BÂ’A – Deus Qui Non Mentitur

Rating: 4/5
Distributor/label: https://www.osmoseproductions.com/
Released: 2020
Buy Album: https://osmoseproductions.bandcamp.com/album/deus-qui-non-mentitur
Band Website: https://osmoseproductions-label.com/bands/ba-a/

Band line-up:



1. Transept
2. Titan
3. Procession
4. Des Profondeurs Je Crie
5. Un Bûcher Pour Piédestal
6. Mort


BÂ’A are a black metal band who formed in 2017 and who are composed of three Frenchmen. They are on the Osmose Productions label and will be releasing their first full length album ‘Deus Qui Non Mentitur’ on 24th April, 2020. Their aim has always been to reconnect with the spirit of ‘90s BM yet their stylistic approach tries to be at least partly modern. They utilise devastating riffs, hypnotic atmospheres, doom tempos and French vocals chanted as a sermon. The album’s concept concerns the relationship of man and God and the pride and ego that damages it.
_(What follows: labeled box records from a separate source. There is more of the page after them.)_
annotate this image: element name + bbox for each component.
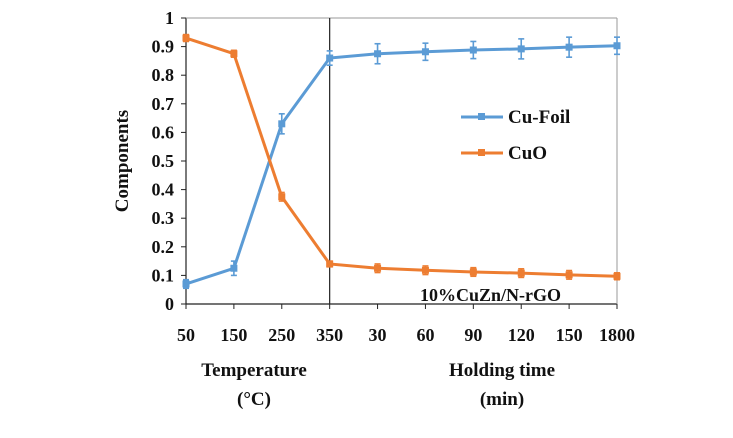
x-tick-label: 250 <box>268 325 295 345</box>
holding-time-title: Holding time <box>449 360 555 381</box>
data-point <box>230 50 238 58</box>
x-tick-label: 350 <box>316 325 343 345</box>
x-tick-label: 30 <box>369 325 387 345</box>
y-tick-label: 0.3 <box>152 208 175 228</box>
data-point <box>469 46 477 54</box>
y-tick-label: 0.5 <box>152 151 175 171</box>
data-point <box>517 45 525 53</box>
data-point <box>565 271 573 279</box>
x-tick-label: 150 <box>556 325 583 345</box>
temperature-unit: (°C) <box>237 389 271 410</box>
y-tick-label: 0.4 <box>152 180 175 200</box>
data-point <box>469 268 477 276</box>
legend-marker-cuo <box>478 149 485 156</box>
series-line-cuo <box>185 36 618 278</box>
y-tick-label: 0.7 <box>152 94 175 114</box>
data-point <box>421 266 429 274</box>
x-tick-label: 60 <box>416 325 434 345</box>
data-point <box>278 193 286 201</box>
x-tick-label: 50 <box>177 325 195 345</box>
temperature-title: Temperature <box>201 360 307 381</box>
data-point <box>374 50 382 58</box>
x-axis-title-temperature: Temperature (°C) <box>201 360 307 410</box>
data-point <box>182 280 190 288</box>
data-point <box>326 260 334 268</box>
legend-label-cu-foil: Cu-Foil <box>508 107 570 128</box>
data-point <box>613 42 621 50</box>
legend-label-cuo: CuO <box>508 143 547 164</box>
y-tick-label: 1 <box>165 8 174 28</box>
data-point <box>326 54 334 62</box>
series-layer <box>182 33 621 290</box>
data-point <box>517 269 525 277</box>
x-tick-label: 1800 <box>599 325 635 345</box>
series-cuo <box>182 33 621 281</box>
y-tick-label: 0.6 <box>152 122 175 142</box>
data-point <box>374 264 382 272</box>
legend: Cu-Foil CuO <box>461 107 570 164</box>
y-axis-title: Components <box>112 110 133 212</box>
data-point <box>278 120 286 128</box>
x-tick-label: 150 <box>220 325 247 345</box>
series-cu-foil <box>182 36 621 290</box>
data-point <box>182 34 190 42</box>
y-tick-label: 0 <box>165 294 174 314</box>
x-tick-label: 120 <box>508 325 535 345</box>
data-point <box>230 264 238 272</box>
holding-time-unit: (min) <box>480 389 524 410</box>
series-line-cu-foil <box>185 44 618 286</box>
legend-marker-cu-foil <box>478 113 485 120</box>
x-tick-label: 90 <box>464 325 482 345</box>
y-tick-label: 0.9 <box>152 37 175 57</box>
y-tick-label: 0.2 <box>152 237 175 257</box>
data-point <box>421 48 429 56</box>
data-point <box>613 272 621 280</box>
data-point <box>565 43 573 51</box>
y-tick-label: 0.1 <box>152 265 175 285</box>
y-tick-label: 0.8 <box>152 65 175 85</box>
x-axis-title-holding: Holding time (min) <box>449 360 555 410</box>
sample-annotation: 10%CuZn/N-rGO <box>420 285 561 305</box>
I have to say this stuff is very well written. The harmonies are dark and intelligent; the melodies are desperate without being dull or over the top; the structures are very well thought out in that nothing becomes boring or gets rushed; everything is in near perfect balance. Yes the band want to sound like the BM artists of the 90s but their attempts at being new in areas don’t seem to be successful. It’s hard to think of anything at all that’s new with this group and whilst that would be a huge flaw with most artists, it doesn’t matter so much here as again, the quality is very good. To be fair though, they certainly aren’t afraid to put work into what they do with their songs (excluding the intro and outro) that are prog-metal length. (Their shortest one lasting 6 and a half minutes and the longest being 10).
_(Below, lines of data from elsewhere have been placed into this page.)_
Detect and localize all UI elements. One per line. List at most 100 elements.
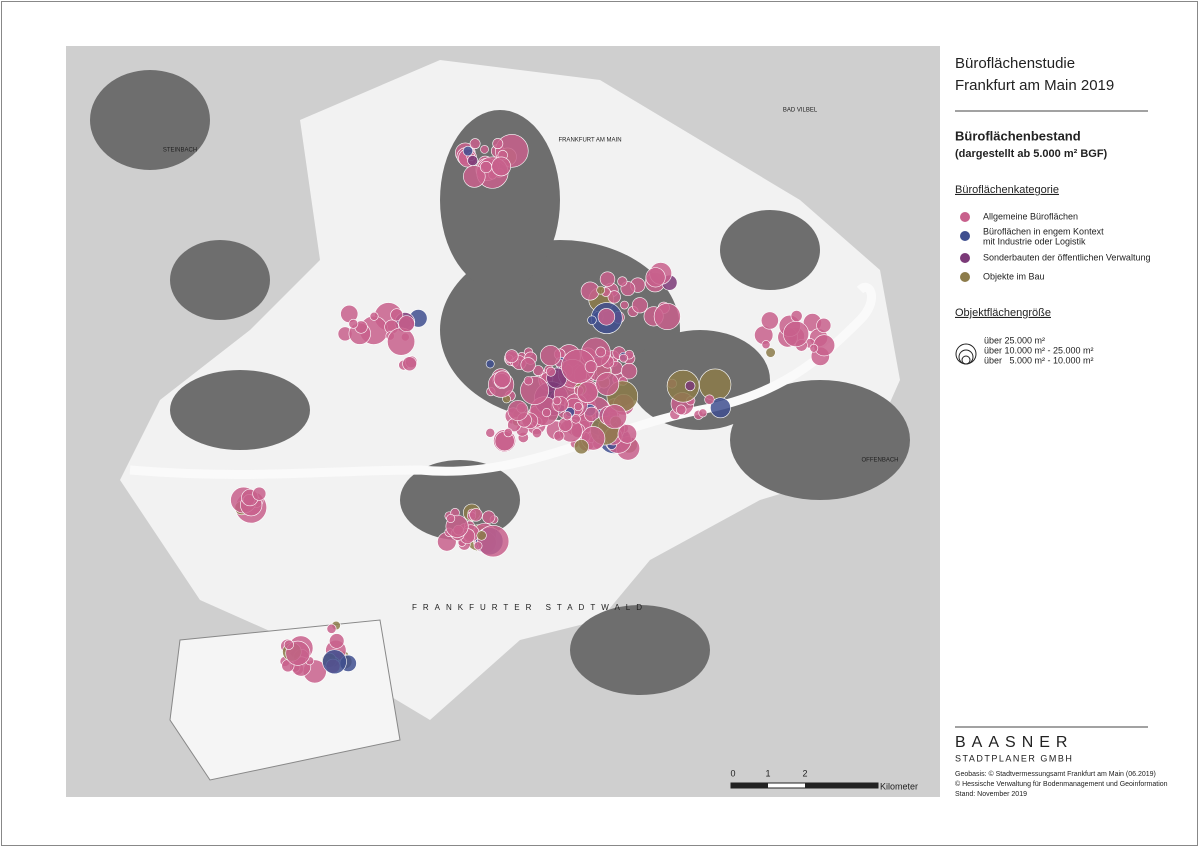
- scale-unit: Kilometer: [880, 781, 918, 791]
- credit: Stand: November 2019: [955, 791, 1027, 798]
- office-marker: [619, 353, 628, 363]
- office-marker: [596, 285, 606, 295]
- office-marker: [503, 428, 513, 438]
- office-marker: [482, 510, 496, 524]
- office-marker: [790, 310, 803, 322]
- legend-panel: Büroflächenstudie Frankfurt am Main 2019…: [955, 55, 1168, 798]
- office-marker: [698, 408, 708, 418]
- office-marker: [587, 315, 597, 325]
- office-marker: [653, 302, 681, 330]
- office-marker: [283, 639, 294, 650]
- office-marker: [348, 318, 359, 329]
- category-swatch: [960, 212, 970, 222]
- office-marker: [597, 308, 616, 326]
- place-label: FRANKFURT AM MAIN: [558, 138, 621, 144]
- office-marker: [326, 623, 337, 634]
- office-marker: [573, 439, 589, 455]
- office-marker: [402, 356, 417, 372]
- category-swatch: [960, 253, 970, 263]
- legend-subheading: (dargestellt ab 5.000 m² BGF): [955, 148, 1108, 160]
- category-title: Büroflächenkategorie: [955, 184, 1059, 196]
- title-line: Frankfurt am Main 2019: [955, 77, 1114, 94]
- office-marker: [545, 366, 556, 377]
- legend-heading: Büroflächenbestand: [955, 128, 1081, 143]
- scale-segment: [731, 783, 768, 788]
- office-marker: [540, 345, 562, 367]
- size-symbol: [955, 343, 977, 365]
- office-marker: [369, 311, 379, 321]
- office-marker: [816, 317, 832, 333]
- office-marker: [480, 145, 489, 154]
- size-label: über 10.000 m² - 25.000 m²: [984, 345, 1094, 355]
- category-label: Objekte im Bau: [983, 271, 1045, 281]
- office-marker: [645, 267, 666, 288]
- office-marker: [576, 381, 599, 403]
- office-marker: [684, 380, 696, 392]
- office-marker: [390, 308, 404, 322]
- scale-label: 1: [765, 768, 770, 778]
- office-marker: [765, 347, 776, 358]
- office-marker: [760, 311, 779, 330]
- scale-label: 2: [802, 768, 807, 778]
- office-marker: [462, 145, 474, 157]
- office-marker: [704, 394, 715, 405]
- office-marker: [599, 271, 616, 287]
- category-label: mit Industrie oder Logistik: [983, 236, 1086, 246]
- office-marker: [620, 300, 629, 310]
- scale-bar: 0 1 2 Kilometer: [730, 768, 918, 791]
- category-swatch: [960, 272, 970, 282]
- office-marker: [620, 362, 638, 380]
- office-marker: [631, 297, 648, 314]
- office-marker: [398, 315, 415, 332]
- office-marker: [573, 402, 583, 412]
- office-marker: [507, 400, 529, 421]
- office-marker: [607, 290, 621, 304]
- office-marker: [617, 276, 628, 287]
- credit: Geobasis: © Stadtvermessungsamt Frankfur…: [955, 770, 1156, 778]
- logo-subtitle: STADTPLANER GMBH: [955, 753, 1073, 763]
- category-swatch: [960, 231, 970, 241]
- size-label: über 25.000 m²: [984, 335, 1045, 345]
- office-marker: [469, 138, 481, 150]
- office-marker: [542, 408, 552, 418]
- office-marker: [809, 343, 819, 353]
- office-marker: [666, 369, 700, 403]
- office-marker: [562, 411, 572, 421]
- office-marker: [446, 514, 456, 523]
- office-marker: [476, 530, 487, 541]
- office-marker: [552, 396, 562, 406]
- office-marker: [523, 376, 534, 386]
- map-labels: FRANKFURT AM MAIN FRANKFURTER STADTWALD OF…: [163, 108, 899, 613]
- office-marker: [617, 424, 638, 444]
- office-marker: [492, 138, 504, 150]
- office-marker: [532, 365, 544, 377]
- office-marker: [571, 414, 581, 424]
- place-label: STEINBACH: [163, 148, 197, 154]
- office-marker: [467, 155, 479, 166]
- office-marker: [553, 430, 565, 442]
- size-label: über 5.000 m² - 10.000 m²: [984, 355, 1094, 365]
- category-label: Büroflächen in engem Kontext: [983, 226, 1104, 236]
- markers: [230, 134, 836, 684]
- place-label: BAD VILBEL: [783, 108, 818, 114]
- office-marker: [252, 486, 267, 501]
- office-marker: [761, 340, 771, 350]
- credit: © Hessische Verwaltung für Bodenmanageme…: [955, 780, 1168, 788]
- office-marker: [710, 397, 731, 419]
- office-marker: [520, 357, 536, 373]
- office-marker: [480, 160, 493, 174]
- scale-segment: [805, 783, 878, 788]
- office-marker: [595, 346, 606, 358]
- office-marker: [477, 525, 510, 558]
- office-marker: [602, 404, 627, 429]
- office-marker: [485, 359, 495, 369]
- size-title: Objektflächengröße: [955, 307, 1051, 319]
- title-line: Büroflächenstudie: [955, 55, 1075, 72]
- office-marker: [595, 372, 620, 396]
- category-list: Allgemeine Büroflächen Büroflächen in eng…: [960, 211, 1150, 282]
- office-marker: [675, 404, 687, 415]
- office-marker: [387, 327, 416, 356]
- office-marker: [329, 633, 345, 649]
Ok, there is something that stands out as different – the Frenchman going on a huge, passionate rant in ‘Procession’. I have absolutely no idea what he’s going on about (though I do recognise the word ‘maison’ – it means ‘house’, right?) but that doesn’t matter. It really adds a sense of drama to the whole sound and it’s nice to hear someone so angry who isn’t screaming his head off. What’s also impressive is the way the ‘speech’ goes on for quite some time over the black metal backing without either getting annoying. Far from it, the material is actually rather addictive. One would hope for the music to build up at/after that point, but sadly it kind of just fades away into nothing. 
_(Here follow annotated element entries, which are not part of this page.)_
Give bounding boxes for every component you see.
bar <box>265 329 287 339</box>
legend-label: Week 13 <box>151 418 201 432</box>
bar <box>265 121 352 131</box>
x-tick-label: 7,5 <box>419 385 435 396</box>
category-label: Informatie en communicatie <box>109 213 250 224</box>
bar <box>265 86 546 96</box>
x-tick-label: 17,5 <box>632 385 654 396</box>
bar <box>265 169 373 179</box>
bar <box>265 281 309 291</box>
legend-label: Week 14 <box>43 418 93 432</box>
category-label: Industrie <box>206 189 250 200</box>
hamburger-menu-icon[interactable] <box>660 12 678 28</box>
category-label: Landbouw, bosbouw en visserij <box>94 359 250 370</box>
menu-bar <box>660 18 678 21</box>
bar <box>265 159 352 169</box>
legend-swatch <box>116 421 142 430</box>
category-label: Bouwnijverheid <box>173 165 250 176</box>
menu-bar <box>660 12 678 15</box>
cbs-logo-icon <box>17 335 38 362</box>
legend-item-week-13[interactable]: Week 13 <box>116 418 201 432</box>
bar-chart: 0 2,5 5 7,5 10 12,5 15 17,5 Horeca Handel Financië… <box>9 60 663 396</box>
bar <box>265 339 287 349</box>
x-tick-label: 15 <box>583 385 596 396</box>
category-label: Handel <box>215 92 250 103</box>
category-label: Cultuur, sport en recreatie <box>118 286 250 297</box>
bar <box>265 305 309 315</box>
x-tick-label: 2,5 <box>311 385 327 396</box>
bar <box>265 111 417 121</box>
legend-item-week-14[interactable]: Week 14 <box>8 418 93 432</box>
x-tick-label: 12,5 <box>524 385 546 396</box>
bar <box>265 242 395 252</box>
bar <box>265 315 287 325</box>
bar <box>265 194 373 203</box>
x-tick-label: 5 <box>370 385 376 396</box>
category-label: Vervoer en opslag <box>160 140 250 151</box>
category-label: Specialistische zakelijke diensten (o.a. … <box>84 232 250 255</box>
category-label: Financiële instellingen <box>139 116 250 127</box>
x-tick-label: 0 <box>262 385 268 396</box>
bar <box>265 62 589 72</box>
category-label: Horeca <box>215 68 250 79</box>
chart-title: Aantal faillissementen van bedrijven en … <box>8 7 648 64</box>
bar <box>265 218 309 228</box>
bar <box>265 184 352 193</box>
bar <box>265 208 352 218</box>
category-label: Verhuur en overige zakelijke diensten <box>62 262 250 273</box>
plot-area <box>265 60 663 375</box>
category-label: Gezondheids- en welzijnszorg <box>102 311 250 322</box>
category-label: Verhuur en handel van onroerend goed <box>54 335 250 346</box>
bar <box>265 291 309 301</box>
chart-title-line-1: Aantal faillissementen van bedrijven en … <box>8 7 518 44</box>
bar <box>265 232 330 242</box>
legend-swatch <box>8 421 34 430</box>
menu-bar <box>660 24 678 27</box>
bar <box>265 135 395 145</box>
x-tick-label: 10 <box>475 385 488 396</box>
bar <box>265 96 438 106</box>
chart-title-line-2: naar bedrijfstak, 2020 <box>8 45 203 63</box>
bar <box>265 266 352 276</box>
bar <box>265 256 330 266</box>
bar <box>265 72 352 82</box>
In conclusion this is excellent, epic black metal. Surprise, surprise, the blast beats, tremolo picked guitars and screams REALLY don’t add anything new, but it’s not every day you hear so much expertise in the genre. (Or indeed such tasty bass lines). This stuff is recommended for all fans of black metal – even those who are into more polished, newer stuff. Why? Because they’ll get into it eventually. If you can’t get used to stuff that’s a little rawer, you really should burn your collection or give it to someone more deserving.